La gente, occhi spiritati
che non devono guardarsi
come i muli
quando tiravano le carrette.



IL CIRCOLO DEL TEMPO

Roma-Napoli, pioggia battente:
ora antelucana del ventidue dicembre.
Treno treno, squallido diretto:
vola pensiero mio, vola in fretta...

Strazio del partire nella mente:
luccicore del suo viso insistente.
Oh carta dimenticata!
Non per te ero tornato.

Astuta trappoleria del destino:
guardata ammaliante, poi china.
Lei!
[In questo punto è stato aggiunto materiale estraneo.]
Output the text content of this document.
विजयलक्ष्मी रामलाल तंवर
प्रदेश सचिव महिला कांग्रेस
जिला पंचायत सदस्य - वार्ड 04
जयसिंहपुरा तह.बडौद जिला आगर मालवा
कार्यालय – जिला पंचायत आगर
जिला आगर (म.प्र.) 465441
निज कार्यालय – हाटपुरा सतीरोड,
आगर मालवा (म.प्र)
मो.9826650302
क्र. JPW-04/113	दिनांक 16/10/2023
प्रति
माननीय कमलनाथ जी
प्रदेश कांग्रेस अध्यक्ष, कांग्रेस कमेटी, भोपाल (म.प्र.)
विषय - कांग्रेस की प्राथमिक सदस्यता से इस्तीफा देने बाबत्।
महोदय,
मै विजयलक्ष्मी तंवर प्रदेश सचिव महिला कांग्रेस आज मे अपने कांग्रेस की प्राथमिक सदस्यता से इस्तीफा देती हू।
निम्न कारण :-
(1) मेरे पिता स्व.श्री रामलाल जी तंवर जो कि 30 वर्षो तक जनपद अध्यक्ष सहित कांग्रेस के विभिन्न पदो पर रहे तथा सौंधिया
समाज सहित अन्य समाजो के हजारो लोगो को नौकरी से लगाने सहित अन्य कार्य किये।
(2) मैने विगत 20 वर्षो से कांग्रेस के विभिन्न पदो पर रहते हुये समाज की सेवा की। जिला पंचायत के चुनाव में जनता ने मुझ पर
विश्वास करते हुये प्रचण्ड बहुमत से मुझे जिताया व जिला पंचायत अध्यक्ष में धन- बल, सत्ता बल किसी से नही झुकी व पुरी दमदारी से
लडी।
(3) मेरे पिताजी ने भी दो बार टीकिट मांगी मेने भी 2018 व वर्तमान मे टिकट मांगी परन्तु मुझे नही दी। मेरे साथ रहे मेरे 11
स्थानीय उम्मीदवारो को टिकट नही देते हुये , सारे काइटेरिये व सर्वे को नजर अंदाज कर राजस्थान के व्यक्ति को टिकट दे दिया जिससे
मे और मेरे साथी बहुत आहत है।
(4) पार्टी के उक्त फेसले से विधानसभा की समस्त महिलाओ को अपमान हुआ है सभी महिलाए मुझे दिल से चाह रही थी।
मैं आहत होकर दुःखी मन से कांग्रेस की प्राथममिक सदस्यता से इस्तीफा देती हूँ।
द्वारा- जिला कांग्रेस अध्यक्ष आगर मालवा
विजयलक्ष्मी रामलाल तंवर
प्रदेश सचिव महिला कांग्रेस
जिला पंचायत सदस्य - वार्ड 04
Per strada col suo bambino.
All'incontrario ero andato,
a cambiare il Tempo Passato.



DELLE FORZE LA PIU' INTENSA

Tarantella tarantella, tarantella:
sguardo che m'insegue e sfavilla.
Malasorte balla, stringe il cerchio
e lancia i dadi; ingarbuglia l'emistichio
Annaspo e rincorro le parole:
... Era bella come il sole,
aveva gli occhi che parean viole.
Consunzione antica amato amore:
soffio di vita, vacuità, ardore.
Mio tutto mio nulla: senso,
delle forze la più intensa.



GIOCHI DELL'OCO

Prova adesso, oco,
a rifare il gioco dell'oca,
zombi che zompetti la Cultura
intellettuale pilato senza futuro,
con questi miei versi analfabeti,
incazzati, sradicati, emigrati
dai Sud della Terra:
per vivere, eternamente, in guerra.
Compagnìa malinconìa
che le viscere ti porta vìa.



LA REGINA CRISTINA

C'era una volta (tanti anni addietro),
in una vecchia casa colle finestre senza vetri,
un bimbo testardo, malinconico solitario.
Destino già ammanniva il suo sudario.

Fu, in un bar dove s'andava la sera
quando il tempo era buono a primavera,
rapito da una bellissima Cristina.
La bella di Svevia era la regina.

Una storia triste lo affascinò:
di quel viso nella tivvù s'innamorò
e subito alla cerca s'incamminò.
Seimilasettecentosessanta dì e la ritrovò.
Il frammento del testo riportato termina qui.